While the use of smart glasses in the construction and property sectors has thus far focused chiefly on enhancing the ability of designers, builders and buyers to envisage still incomplete projects, the hi-tech wearable devices could have radical implications for the security management of completed facilities.
The new software application, developed by Brivo Labs, capitalises upon this still unexploited potential by enabling managers to control access to facilities with far greater convenience and ease via the use of Google's innovative smart glasses.
OKDoor is an application which enables users to exercise physical access control with Google Glasses, and is believed to be one of the first integrated on the markets to provide such a function.
The application issues a notification to a wearer of a wearer of the glasses who is located within a building that a persons or persons outside is attempting to obtain access.
The application then accesses a snapshot of the individual and displays it to the wearer via Google Glass, in order for him or her to determine whether or not the entrant should be granted or refused access.

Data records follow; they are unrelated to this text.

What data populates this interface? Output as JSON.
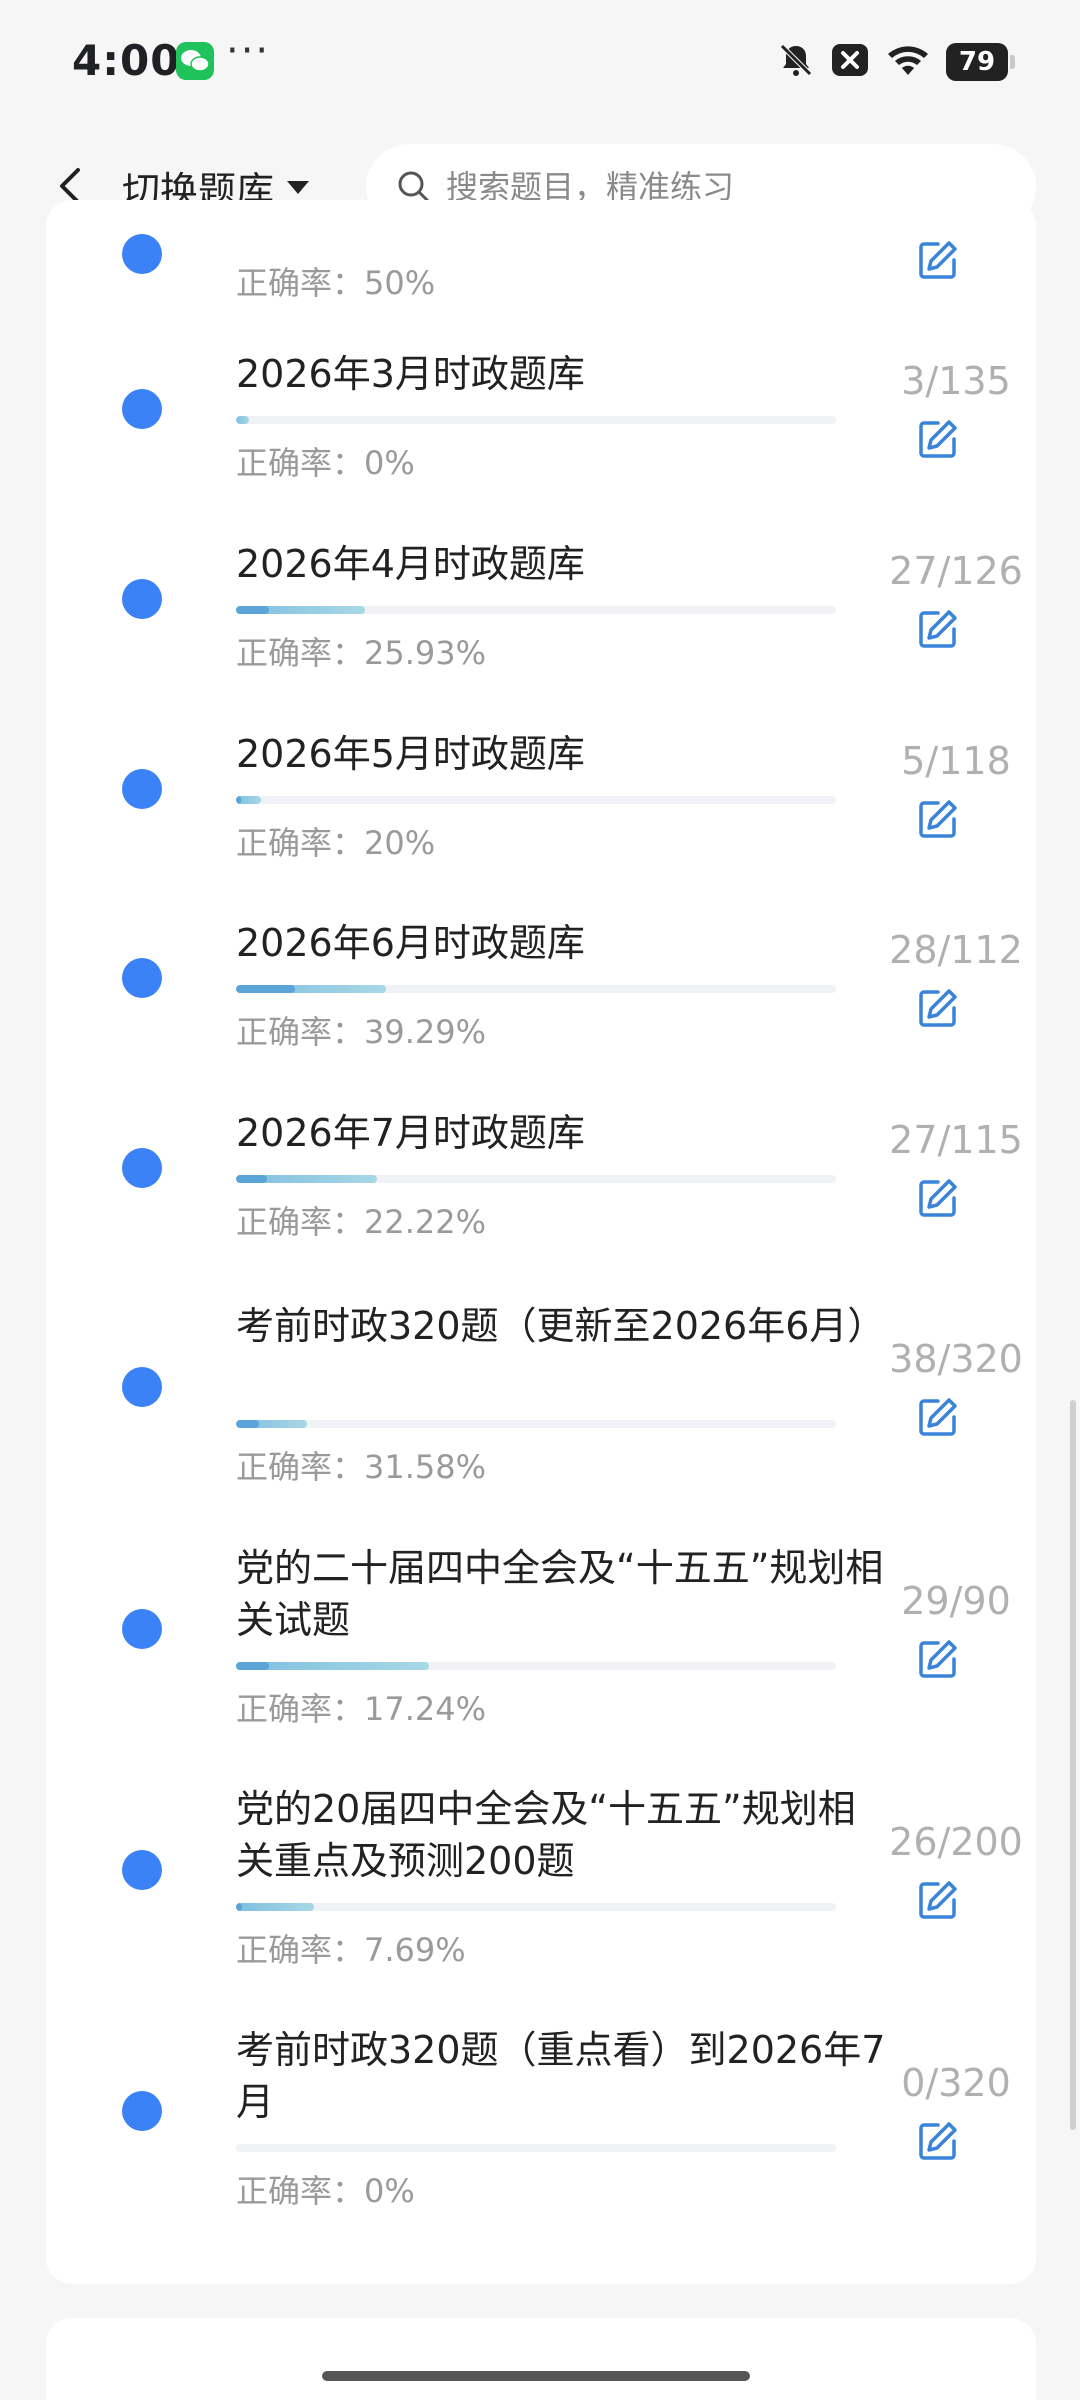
{
  "status_bar": {
    "time": "4:00",
    "more": "···",
    "battery": "79",
    "icons": [
      "wechat-icon",
      "bell-off-icon",
      "close-box-icon",
      "wifi-icon",
      "battery-icon"
    ]
  },
  "header": {
    "switch_label": "切换题库",
    "search_placeholder": "搜索题目，精准练习"
  },
  "colors": {
    "dot": "#3b82f6",
    "bar_track": "#f0f2f5",
    "bar_done": "#a8d8e6",
    "bar_correct": "#5aa4d8",
    "edit_icon": "#3a83d9"
  },
  "list": {
    "partial_accuracy": "正确率：50%",
    "items": [
      {
        "title": "2026年3月时政题库",
        "accuracy": "正确率：0%",
        "count": "3/135",
        "done": 3,
        "total": 135,
        "correct_pct": 0
      },
      {
        "title": "2026年4月时政题库",
        "accuracy": "正确率：25.93%",
        "count": "27/126",
        "done": 27,
        "total": 126,
        "correct_pct": 25.93
      },
      {
        "title": "2026年5月时政题库",
        "accuracy": "正确率：20%",
        "count": "5/118",
        "done": 5,
        "total": 118,
        "correct_pct": 20
      },
      {
        "title": "2026年6月时政题库",
        "accuracy": "正确率：39.29%",
        "count": "28/112",
        "done": 28,
        "total": 112,
        "correct_pct": 39.29
      },
      {
        "title": "2026年7月时政题库",
        "accuracy": "正确率：22.22%",
        "count": "27/115",
        "done": 27,
        "total": 115,
        "correct_pct": 22.22
      },
      {
        "title": "考前时政320题（更新至2026年6月）",
        "accuracy": "正确率：31.58%",
        "count": "38/320",
        "done": 38,
        "total": 320,
        "correct_pct": 31.58
      },
      {
        "title": "党的二十届四中全会及“十五五”规划相关试题",
        "accuracy": "正确率：17.24%",
        "count": "29/90",
        "done": 29,
        "total": 90,
        "correct_pct": 17.24
      },
      {
        "title": "党的20届四中全会及“十五五”规划相关重点及预测200题",
        "accuracy": "正确率：7.69%",
        "count": "26/200",
        "done": 26,
        "total": 200,
        "correct_pct": 7.69
      },
      {
        "title": "考前时政320题（重点看）到2026年7月",
        "accuracy": "正确率：0%",
        "count": "0/320",
        "done": 0,
        "total": 320,
        "correct_pct": 0
      }
    ]
  }
}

Should the wearer decide to grant access to the aspiring entrant, the program can unlock the door with a mere tap of his smart glasses.
"We are excited to reinforce our leadership position in the social access management space and show innovative examples of how we merge current technologies with traditional security and access control," said Lee Odess, vice president of marketing for Brivo Systems. "OKDoor is a prime example of the convergence of these two areas."
The release of the new software application arrives just as developers turn to wearable devices such as the Google Glass as potentially revolutionary tools in their efforts to develop smarter homes and facilities.
The integration of smart glasses into Wi-Fi or Z-wave networks could soon enable users to control a plethora of functions for homes, buildings and other facilities with enhanced ease, possibly even dispensing with the need for unwieldy manual operation.